28 FÉVRIER 2011

Elia Suleiman : "Rendre les frontières floues..."

"A chaque fois qu'une chose peut être cataloguée, je fuis !" dit le cinéaste palestinien. Pamphlet politique, journal intime, film burlesque... son film joue effectivement sur plusieurs registres et met même en scène les membres de sa propre famille !

Pour faire un film politique aujourd'hui, utiliser le comique est un bon moyen ?Elia Suleiman : Sûrement. De toute façon, tout est politique, alors autant lutter contre notre tendance à la propa­gande. L'humour est salutaire. Quand la police a fouillé mon appartement, à 6 heures du matin, en espérant y trouver des terroristes, ce n'était pas si drôle que ça... La scène du film l'est un peu plus, j'espère. Mais Chronique d'une disparition est surtout le reflet de ma personnalité. Je joue d'ailleurs dans le film, mes parents, et mes amis aussi.

Pourquoi ?ça me semblait un casting parfait... Non, sérieusement, c'est mon premier long métrage, je m'y suis lancé avec passion et j'ai pris de nombreuses décisions à l'instinct. Au moment de choisir une comédienne pour jouer le rôle de ma mère, ça devenait ridicule. L'histoire met en place des gens réels, autant leur demander d'être eux-mêmes face à la caméra. C'est ma façon d'aller vers des sentiments vrais.

On a du mal à distinguer l'autobiographie de la fiction...Tant mieux. Mon but était de rendre cette frontière floue. A chaque fois qu'une chose peut être cataloguée, je fuis. Je peux quand même préciser que tout, ici, est fiction. Même si chaque séquence fait référence à une expérience, à un souvenir personnel, tout est écrit et mis en scène.

C'est un film qui cherche...Il cherche son sujet, tourne autour, et cherche sa propre personnalité. A l'image de cet écrivain à qui l'on vient demander une histoire sur Istanbul et qui raconte comment il a lui même demandé cela à son grand-père. Et il s'arrête là ! Il parle pour évoquer Istanbul... mais, finale­ment, ne dit rien. Le cinéma est un peu comme ça, non ?

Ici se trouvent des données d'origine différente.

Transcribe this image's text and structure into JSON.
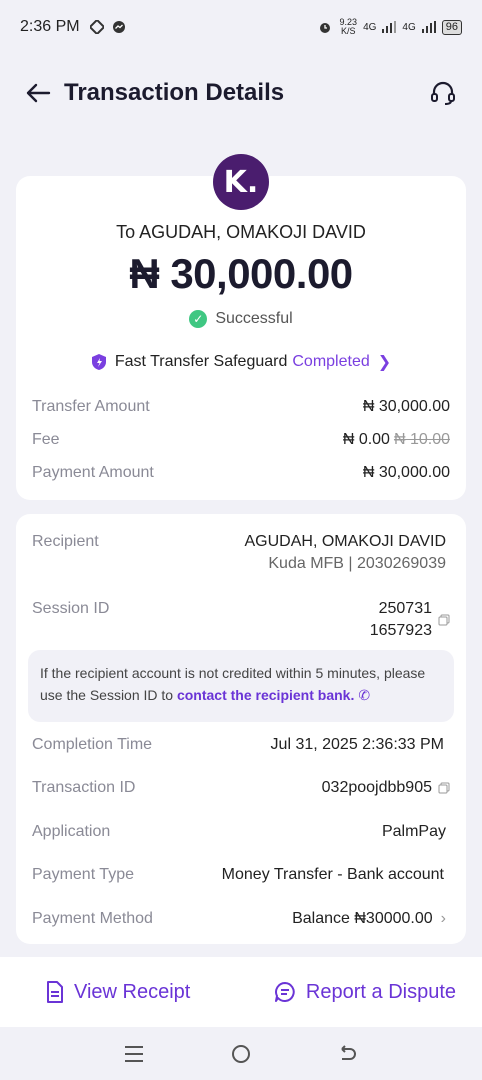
{
  "status_bar": {
    "time": "2:36 PM",
    "net_speed_value": "9.23",
    "net_speed_unit": "K/S",
    "signal1": "4G",
    "signal2": "4G",
    "battery": "96"
  },
  "header": {
    "title": "Transaction Details"
  },
  "summary": {
    "logo_letter": "K.",
    "recipient_line": "To AGUDAH, OMAKOJI DAVID",
    "amount": "₦ 30,000.00",
    "status": "Successful",
    "safeguard_label": "Fast Transfer Safeguard",
    "safeguard_status": "Completed",
    "transfer_amount_label": "Transfer Amount",
    "transfer_amount_value": "₦ 30,000.00",
    "fee_label": "Fee",
    "fee_value": "₦ 0.00",
    "fee_original": "₦ 10.00",
    "payment_amount_label": "Payment Amount",
    "payment_amount_value": "₦ 30,000.00"
  },
  "details": {
    "recipient_label": "Recipient",
    "recipient_name": "AGUDAH, OMAKOJI DAVID",
    "recipient_bank": "Kuda MFB | 2030269039",
    "session_label": "Session ID",
    "session_line1": "250731",
    "session_line2": "1657923",
    "notice_text": "If the recipient account is not credited within 5 minutes, please use the Session ID to",
    "notice_link": "contact the recipient bank.",
    "completion_label": "Completion Time",
    "completion_value": "Jul 31, 2025 2:36:33 PM",
    "txn_label": "Transaction ID",
    "txn_value": "032poojdbb905",
    "app_label": "Application",
    "app_value": "PalmPay",
    "payment_type_label": "Payment Type",
    "payment_type_value": "Money Transfer - Bank account",
    "payment_method_label": "Payment Method",
    "payment_method_value": "Balance ₦30000.00"
  },
  "actions": {
    "view_receipt": "View Receipt",
    "report_dispute": "Report a Dispute"
  },
  "colors": {
    "accent": "#6a34d6",
    "success": "#3fc782",
    "kuda": "#4a1d6e"
  }
}
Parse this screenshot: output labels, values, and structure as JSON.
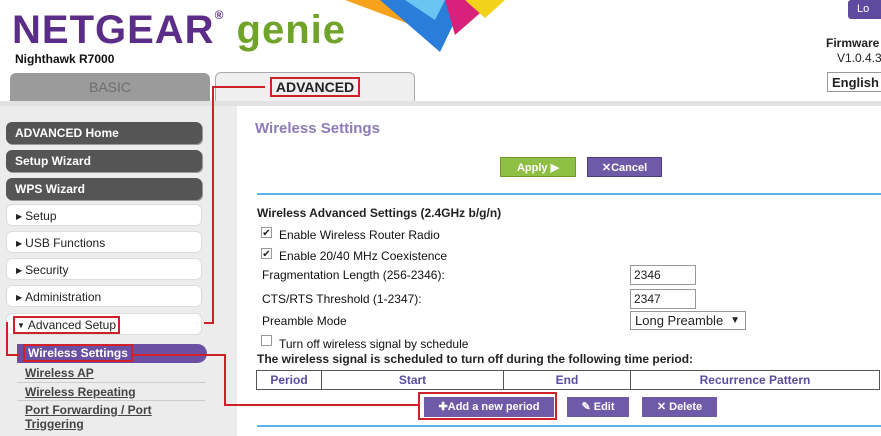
{
  "header": {
    "brand": "NETGEAR",
    "reg": "®",
    "product": "genie",
    "model": "Nighthawk R7000",
    "logout_label": "Lo",
    "firmware_label": "Firmware",
    "firmware_version": "V1.0.4.3",
    "language": "English"
  },
  "tabs": {
    "basic": "BASIC",
    "advanced": "ADVANCED"
  },
  "sidebar": {
    "dark_items": [
      "ADVANCED Home",
      "Setup Wizard",
      "WPS Wizard"
    ],
    "light_items": [
      "Setup",
      "USB Functions",
      "Security",
      "Administration"
    ],
    "advanced_setup": "Advanced Setup",
    "active_item": "Wireless Settings",
    "sub_items": [
      "Wireless AP",
      "Wireless Repeating",
      "Port Forwarding / Port",
      "Triggering"
    ]
  },
  "main": {
    "title": "Wireless Settings",
    "apply_label": "Apply ▶",
    "cancel_label": "Cancel",
    "section_title": "Wireless Advanced Settings (2.4GHz b/g/n)",
    "enable_radio_label": "Enable Wireless Router Radio",
    "enable_coexist_label": "Enable 20/40 MHz Coexistence",
    "frag_label": "Fragmentation Length (256-2346):",
    "frag_value": "2346",
    "cts_label": "CTS/RTS Threshold (1-2347):",
    "cts_value": "2347",
    "preamble_label": "Preamble Mode",
    "preamble_value": "Long Preamble",
    "schedule_label": "Turn off wireless signal by schedule",
    "schedule_text": "The wireless signal is scheduled to turn off during the following time period:",
    "table_headers": [
      "Period",
      "Start",
      "End",
      "Recurrence Pattern"
    ],
    "add_label": "Add a new period",
    "edit_label": "Edit",
    "delete_label": "Delete"
  },
  "colors": {
    "brand_purple": "#5b2c88",
    "genie_green": "#6fa32a",
    "button_purple": "#6f5aa8",
    "apply_green": "#8fbf45",
    "highlight_red": "#d0202a",
    "rule_blue": "#5bb5e5"
  }
}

Comment ont réagi les spectateurs ?Certains Israéliens y ont découvert., avec un peu d'an­goisse, que Nazareth est un ghetto. Beaucoup continuent de croire que c'est une ville ouverte. Les Palestiniens, eux, y voient un reflet immédiat de leur quotidien et sont plus sensibles à l'humour. Ce qui, par ailleurs, déplaît à cer­tains. Ce n'est pas assez politique et, pour eux, Chronique d'une disparition n'est pas un vrai film palestinien.

Qu'est-ce que c'est "un film palestinien" ?Un film avec des images de terroristes. Un film de vic­times sur des victimes. Avec des héros plus ou moins losers. Ou alors un film libéral, ouvert, plein d'idées posi­tives et confiantes. Un film où transpire le désir de paix. Schéma type : un Arabe aime une Juive sur fond de conflit politique qui interfère dans leur relation... Cela aboutit à une sorte de soap-opera idéologique. Il y aussi le film folklorique qui exalte les racines. A les voir, une seule chose est sûre : l'enfer est pavé de bonnes intentions.